One of my favorite early comics, the second issue of JUSTICE LEAGUE OF AMERICA that I owned was a 100-Page Spectacular, purchased for my by my father when we stopped in to the 7-11. The price on these Super-Specs had crept up from 50 cents to 60 cents, another clear indication that a price increase was coming, though I had no idea about this at the time.

At this stage, Len Wein was continuing his tenure as the regular JLA writer, combined with the omnipresent Dick Dillin on art. Len’s JLA was a modernized updating of the formula pioneered by Gardner Fox at the start of the series, combined with some of the characterization improvements made by Marvel Comics in the interim. It was the perfect comic book for a seven-year-old.

This particular story follows up on the preceding issue, in which six Justice Leaguers had half of their mighty powers stolen by the now-destroyed villain Libra. In order to regain their lost might, the League decides to reactivate and reprogram its old enemy Amazo, an android that had earlier been used to siphon the JLA’s super-powers.

By leading him on a chase across the world and forcing him to use the powers that the JLAers have lost, Amazo will re-absorb their missing abilities, which can then be transferred back into their original heroes.
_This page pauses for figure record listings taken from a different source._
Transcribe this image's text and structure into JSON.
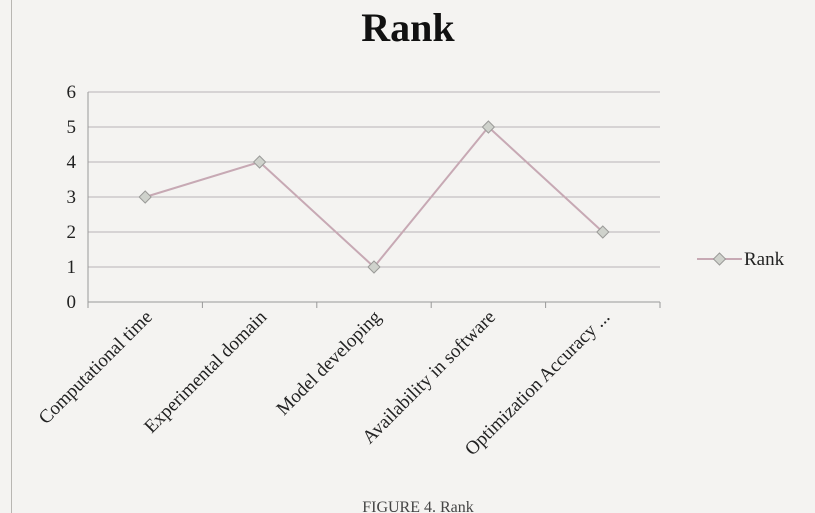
{
  "chart_data": {
    "type": "line",
    "title": "Rank",
    "xlabel": "",
    "ylabel": "",
    "categories": [
      "Computational time",
      "Experimental domain",
      "Model developing",
      "Availability in software",
      "Optimization Accuracy ..."
    ],
    "series": [
      {
        "name": "Rank",
        "values": [
          3,
          4,
          1,
          5,
          2
        ]
      }
    ],
    "ylim": [
      0,
      6
    ],
    "yticks": [
      "0",
      "1",
      "2",
      "3",
      "4",
      "5",
      "6"
    ],
    "grid": true,
    "legend": "right",
    "colors": {
      "line": "#c7a9b4",
      "marker": "#cfd2cc",
      "grid": "#b9b3b6"
    }
  },
  "caption": "FIGURE 4. Rank"
}
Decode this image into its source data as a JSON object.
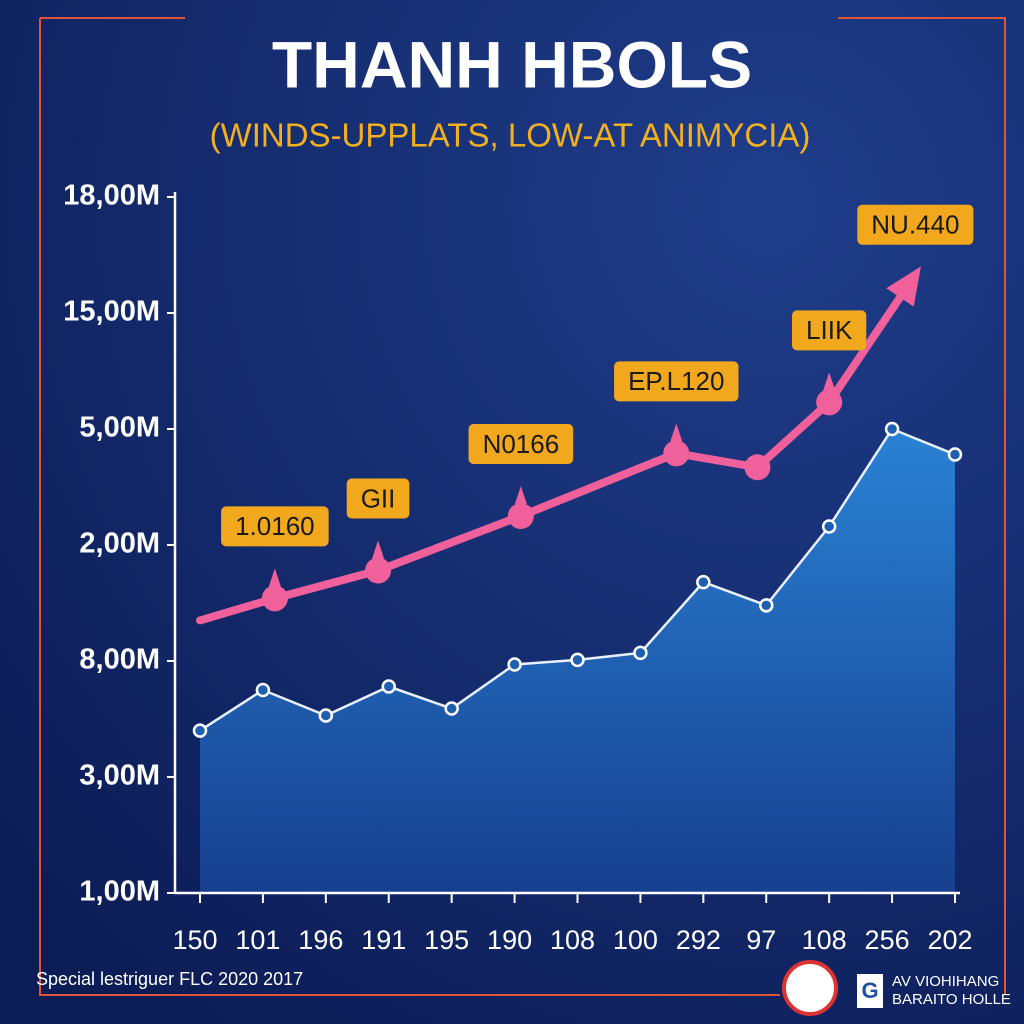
{
  "chart_data": {
    "type": "line-area",
    "title": "THANH HBOLS",
    "subtitle": "(WINDS-UPPLATS, LOW-AT ANIMYCIA)",
    "categories": [
      "150",
      "101",
      "196",
      "191",
      "195",
      "190",
      "108",
      "100",
      "292",
      "97",
      "108",
      "256",
      "202"
    ],
    "ylim": [
      0,
      6
    ],
    "yticks": [
      {
        "value": 6,
        "label": "18,00M"
      },
      {
        "value": 5,
        "label": "15,00M"
      },
      {
        "value": 4,
        "label": "5,00M"
      },
      {
        "value": 3,
        "label": "2,00M"
      },
      {
        "value": 2,
        "label": "8,00M"
      },
      {
        "value": 1,
        "label": "3,00M"
      },
      {
        "value": 0,
        "label": "1,00M"
      }
    ],
    "series": [
      {
        "kind": "area",
        "color": "#1f6fbf",
        "values": [
          1.4,
          1.75,
          1.53,
          1.78,
          1.59,
          1.97,
          2.01,
          2.07,
          2.68,
          2.48,
          3.16,
          4.0,
          3.78
        ]
      },
      {
        "kind": "line",
        "color": "#f0609a",
        "x": [
          0,
          1.19,
          2.83,
          5.1,
          7.57,
          8.86,
          10.0,
          11.37
        ],
        "values": [
          2.35,
          2.54,
          2.78,
          3.25,
          3.79,
          3.67,
          4.23,
          5.33
        ],
        "labels": [
          null,
          "1.0160",
          "GII",
          "N0166",
          "EP.L120",
          null,
          "LIIK",
          "NU.440"
        ]
      }
    ]
  },
  "footer": "Special lestriguer FLC 2020 2017",
  "logo": {
    "letter": "G",
    "line1": "AV VIOHIHANG",
    "line2": "BARAITO HOLLE"
  }
}
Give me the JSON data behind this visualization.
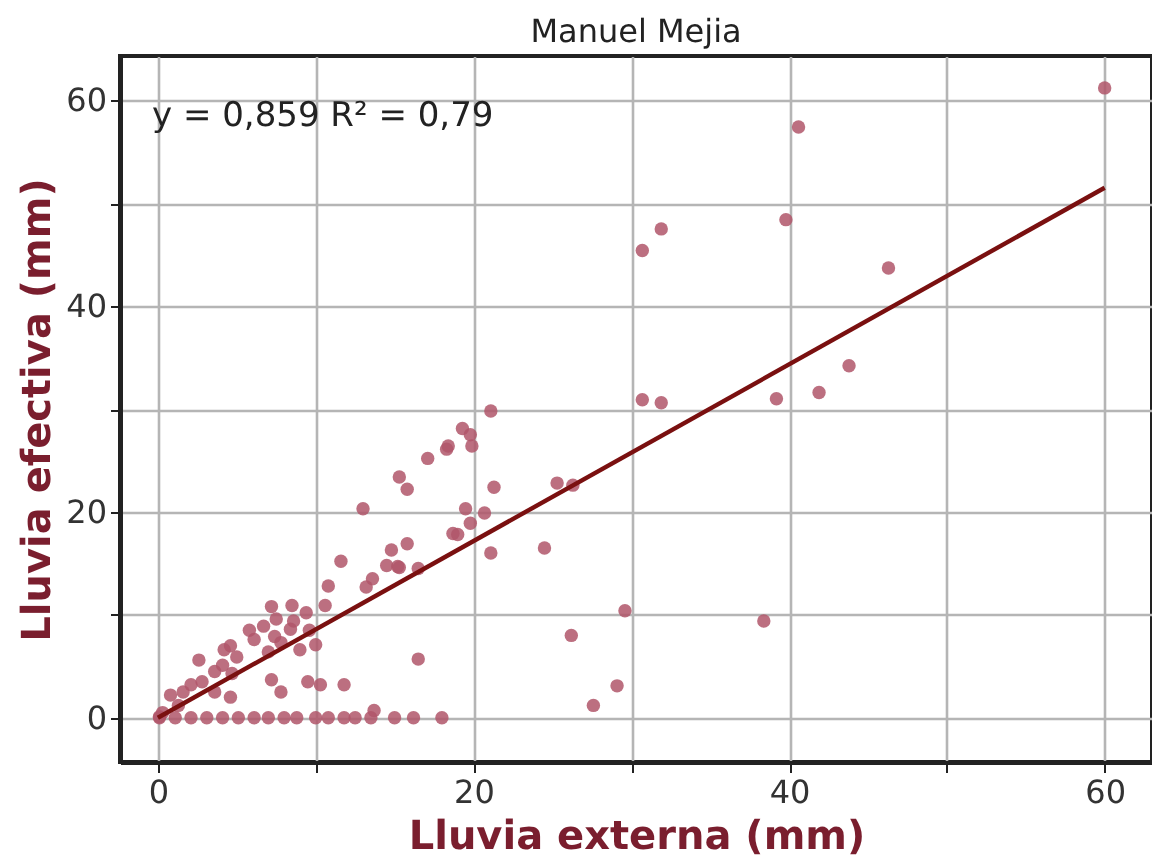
{
  "chart_data": {
    "type": "scatter",
    "title": "Manuel Mejia",
    "xlabel": "Lluvia externa (mm)",
    "ylabel": "Lluvia efectiva (mm)",
    "annotations": [
      "y = 0,859    R² = 0,79"
    ],
    "xlim": [
      -2.4,
      63
    ],
    "ylim": [
      -4.3,
      64.3
    ],
    "xticks": [
      0,
      {
        "value": 10,
        "label": null
      },
      20,
      {
        "value": 30,
        "label": null
      },
      40,
      {
        "value": 50,
        "label": null
      },
      60
    ],
    "yticks": [
      0,
      {
        "value": 10,
        "label": null
      },
      20,
      {
        "value": 30,
        "label": null
      },
      40,
      {
        "value": 50,
        "label": null
      },
      60
    ],
    "grid": true,
    "series": [
      {
        "marker": "circle",
        "color": "#b0566a",
        "x": [
          60.0,
          40.6,
          39.8,
          31.9,
          30.7,
          46.3,
          43.8,
          41.9,
          39.2,
          30.7,
          31.9,
          21.1,
          19.3,
          19.8,
          19.9,
          21.3,
          25.3,
          26.3,
          19.5,
          20.7,
          19.8,
          19.0,
          21.1,
          24.5,
          29.6,
          26.2,
          38.4,
          29.1,
          27.6,
          17.1,
          18.3,
          18.4,
          15.3,
          15.8,
          13.0,
          18.7,
          15.8,
          14.8,
          11.6,
          14.5,
          15.2,
          16.5,
          15.3,
          13.6,
          13.2,
          10.8,
          16.5,
          7.2,
          8.5,
          9.4,
          10.6,
          7.5,
          8.6,
          5.8,
          6.7,
          8.4,
          9.6,
          6.1,
          7.4,
          7.8,
          9.0,
          10.0,
          4.6,
          4.2,
          5.0,
          7.0,
          4.1,
          2.6,
          3.6,
          4.7,
          2.8,
          2.1,
          1.6,
          0.8,
          1.3,
          0.3,
          0.1,
          7.2,
          7.8,
          9.5,
          10.3,
          11.8,
          3.6,
          4.6,
          0.1,
          1.1,
          2.1,
          3.1,
          4.1,
          5.1,
          6.1,
          7.0,
          8.0,
          8.8,
          10.0,
          10.8,
          11.8,
          12.5,
          13.5,
          15.0,
          16.2,
          18.0,
          13.7
        ],
        "values": [
          61.2,
          57.4,
          48.4,
          47.5,
          45.4,
          43.7,
          34.2,
          31.6,
          31.0,
          30.9,
          30.6,
          29.8,
          28.1,
          27.5,
          26.4,
          22.4,
          22.8,
          22.6,
          20.3,
          19.9,
          18.9,
          17.8,
          16.0,
          16.5,
          10.4,
          8.0,
          9.4,
          3.1,
          1.2,
          25.2,
          26.1,
          26.4,
          23.4,
          22.2,
          20.3,
          17.9,
          16.9,
          16.3,
          15.2,
          14.8,
          14.7,
          14.5,
          14.6,
          13.5,
          12.7,
          12.8,
          5.7,
          10.8,
          10.9,
          10.2,
          10.9,
          9.6,
          9.4,
          8.5,
          8.9,
          8.6,
          8.5,
          7.6,
          7.9,
          7.3,
          6.6,
          7.1,
          7.0,
          6.6,
          5.9,
          6.4,
          5.1,
          5.6,
          4.5,
          4.3,
          3.5,
          3.2,
          2.5,
          2.2,
          1.2,
          0.5,
          0.1,
          3.7,
          2.5,
          3.5,
          3.2,
          3.2,
          2.5,
          2.0,
          0,
          0,
          0,
          0,
          0,
          0,
          0,
          0,
          0,
          0,
          0,
          0,
          0,
          0,
          0,
          0,
          0,
          0,
          0.7
        ]
      },
      {
        "type": "line",
        "color": "#7a1010",
        "x": [
          0,
          60
        ],
        "values": [
          0,
          51.5
        ]
      }
    ]
  }
}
So, as was typical, the JLA splits into smaller groups, and gets to carrying out the assignment.

They lead Amazon on a merry chase, despite the diminished capabilities of about half their number. Amazo has been led to believe that the device they’re keeping from him is the only thing that can save his life, but in reality it is an override that will turn him off once he activates it.

Unfortunately, one of the half-powered heroes is Batman, which means that when Amazo absorbs the caped crusader’s missing intellect, he works out the whole plan ahead of time and stymies it. Fortunately, even with only half his smarts, Batman realizes that this will happen and sets up his own failsafes, destroying Amazo and restoring his friends.

Next up in the issue is the second half of a long Seven Soldiers of Victory story that had been started in the previous issue. I really should have loved this story, but I didn’t. The early Golden Age art was crude and disturbing–it made me feel uneasy. In particular, the panel on this page of the bandaged Bandler.

There was also a beautifully-drawn Starman adventure that likewise did noting for me. Like a portion of the Seven Soldiers story before it, this tale was illustrated by Mort Meskin, a phenomenal illustrator whose style I just found creepy and off-putting as a child.

But the final adventure in the issue was a real winner, my first exposure to the early, formative Justice League and the idiosyncratic work of artist Mike Sekowsky. In this story, one by one the Justice Leaguers are confronted by evil super-improved versions of themselves, who demonstrate their superiority and then vanish.

As a kid, the concept of evil doppelgangers really disturbed me. It might go back to the classic Twilight Zone episode Mirror Image, which I would have seen at around this time. But I can recall reading this comic in my family’s living room, and casting a glance towards the staircase to our unfinished attic; I was convinced in that moment for no particular reason that an evil version of myself was lurking up there, waiting for the right moment to strike and take my place. It creeped me out.

Meanwhile, back in the story, the evil League proceeds to commit a bevy of crimes, for which the true League is blamed. Unable to prove their innocence, the JLA agrees to being exiled from the Earth, in recognition that no conventional jail could ever hold them. As they parade to their exile, their counterparts watch them, disguised in their own secret identities.

This all turns out to be a plot on the part of the League’s enemy Doctor Destiny, who has manifested the evil league from out of the JLAers’ own dreams. But speaking of secret identities, the JLA realizes that while they have been exiled in their super hero personas, nobody said anything about their true identities. So they return to Earth in civilian garb (after first introducing themselves to each other–at this point, they were unaware of each others’ true identities) and take up combat with their evil selves once again.

And once again, they fail utterly, the evil League is just too powerful and doesn’t possess any of their weaknesses. But recognizing that, as dream-selves, they cannot kill the source of their existence, the evil League imprisons the JLA in an underground vault. The JLA is able to make its escape by expanding the size of Green lantern’s power ring so that it’s large enough for all of them to use simultaneously–their combined will power is greater than that of the evil GL who imprisoned them..

They also have a new tactic. The Atom shrinks down to microscopic size, and then performs brain surgery (!) on each of the League doppelgangers to short-circuit their command of their own bodies. The now futzed-up Evil League is easily dispatched, the real JLA’s reputation is restored, and Doctor Destiny is foiled. It’s a great, ridiculous story, one of my favorites. Oh, and at the end, just to clean everything up, Superman uses the alien element amnesium to wipe the memory of the team’s true identities from one another and the world again. Which begs the question: if Superman has access to such a substance, why worry about Lois lane always trying to expose him? If she does, just zap her with some amnesium, problem solved!